Crónicas de la peste XII
La ovación crepuscular que reciben los sanitarios cada día desde las ventanas del vecindario no va a ser suficiente para mantenerlos en sus puestos porque, como no se cansan de repetir embutidos en sus batas aislantes a menudo improvisadas, necesitan equipamiento de protección e instrumental de análisis para detectar las dimensiones del contagio, y eso vale una pasta. Estamos, pues, en la lógica del mercado. Don Sánchez y su gobierno no pudieron ocultar ayer las dificultades que encuentran para obtener estos suministros y, a pesar de su lenguaje elusivo, pudimos entender una obviedad que se aprende en primero de económicas. Si aumenta la demanda exponencialmente, como ocurre ahora, se instala una puja al alza de los precios que convierte la cola del pan en una batalla campal. Eso ha obligado a readaptar fábricas de paraguas para que fabriquen mascarillas. El monocultivo derivado de la globalización ha dejado de servir a la causa de la humanidad. De nada le vale a España ser una potencia turística ni a Alemania serlo de la industria automovilística. Hacen falta mascarillas.

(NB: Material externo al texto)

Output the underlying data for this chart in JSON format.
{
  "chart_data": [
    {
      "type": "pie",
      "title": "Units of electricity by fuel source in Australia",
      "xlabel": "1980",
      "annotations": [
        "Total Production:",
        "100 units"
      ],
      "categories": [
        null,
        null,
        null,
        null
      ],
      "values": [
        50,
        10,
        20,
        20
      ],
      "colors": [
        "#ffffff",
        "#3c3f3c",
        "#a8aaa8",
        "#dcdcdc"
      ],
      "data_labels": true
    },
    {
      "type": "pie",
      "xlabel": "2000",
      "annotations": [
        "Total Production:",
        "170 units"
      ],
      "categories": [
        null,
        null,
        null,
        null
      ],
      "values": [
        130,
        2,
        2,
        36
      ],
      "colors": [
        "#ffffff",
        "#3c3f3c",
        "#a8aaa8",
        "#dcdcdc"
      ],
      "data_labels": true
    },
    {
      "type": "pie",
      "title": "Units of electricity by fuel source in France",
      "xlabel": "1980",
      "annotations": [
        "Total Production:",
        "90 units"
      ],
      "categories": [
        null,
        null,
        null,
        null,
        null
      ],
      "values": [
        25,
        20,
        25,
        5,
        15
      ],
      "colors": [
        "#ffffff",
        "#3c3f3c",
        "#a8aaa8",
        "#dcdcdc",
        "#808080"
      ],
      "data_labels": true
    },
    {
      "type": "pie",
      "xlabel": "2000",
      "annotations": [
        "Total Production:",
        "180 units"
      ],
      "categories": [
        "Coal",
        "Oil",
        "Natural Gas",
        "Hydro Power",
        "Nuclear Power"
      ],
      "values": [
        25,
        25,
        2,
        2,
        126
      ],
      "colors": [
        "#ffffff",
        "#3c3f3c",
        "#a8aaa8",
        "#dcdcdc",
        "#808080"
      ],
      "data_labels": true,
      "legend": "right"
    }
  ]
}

Los países occidentales se enfrentan a un dilema que aún no han resuelto. La peste les obliga a elegir si salvan la economía o a la gente. Ni siquiera se trata de salvar la democracia, como lo prueba la atención con que se examinan las medidas de China, se imitan sus métodos y se aceptan sus donaciones. Doña Cayetana, siempre alerta y sin duda inmune a cualquier clase de virus, ya ha alertado de la deriva autoritaria del gobierno. Entre paréntesis, el confinado se deja llevar por la fantasía de que tras una peste que acabara con la humanidad como aquel meteorito que liquidó a los dinosaurios, doña Cayetana sobreviviría a la catástrofe, como el cocodrilo o el ornitorrinco. Cierra paréntesis y volvamos a eso que llamamos la realidad.
En el dilema economía o gente, las primeras reacciones de los gobiernos occidentales fueron para salvar la economía: Trump quiso comprar a golpe de talonario una vacuna a los alemanes; Boris aceptó una mortandad de medio millón de británicos para salvar Britania; Merkel prohibió la exportación de material sanitario a los países socios, que no hermanos, de la unioneuropea. Todo menos aceptar que estamos bajo una amenaza global y se impone la fijación de objetivos comunes y la cooperación para alcanzarlos. Poco a poco, el rumbo se va corrigiendo, no sin reticencias y con un ojo puesto en los daños colaterales. De momento, parece que la doctrina oficial de la austeridad ha sido abolida por decreto.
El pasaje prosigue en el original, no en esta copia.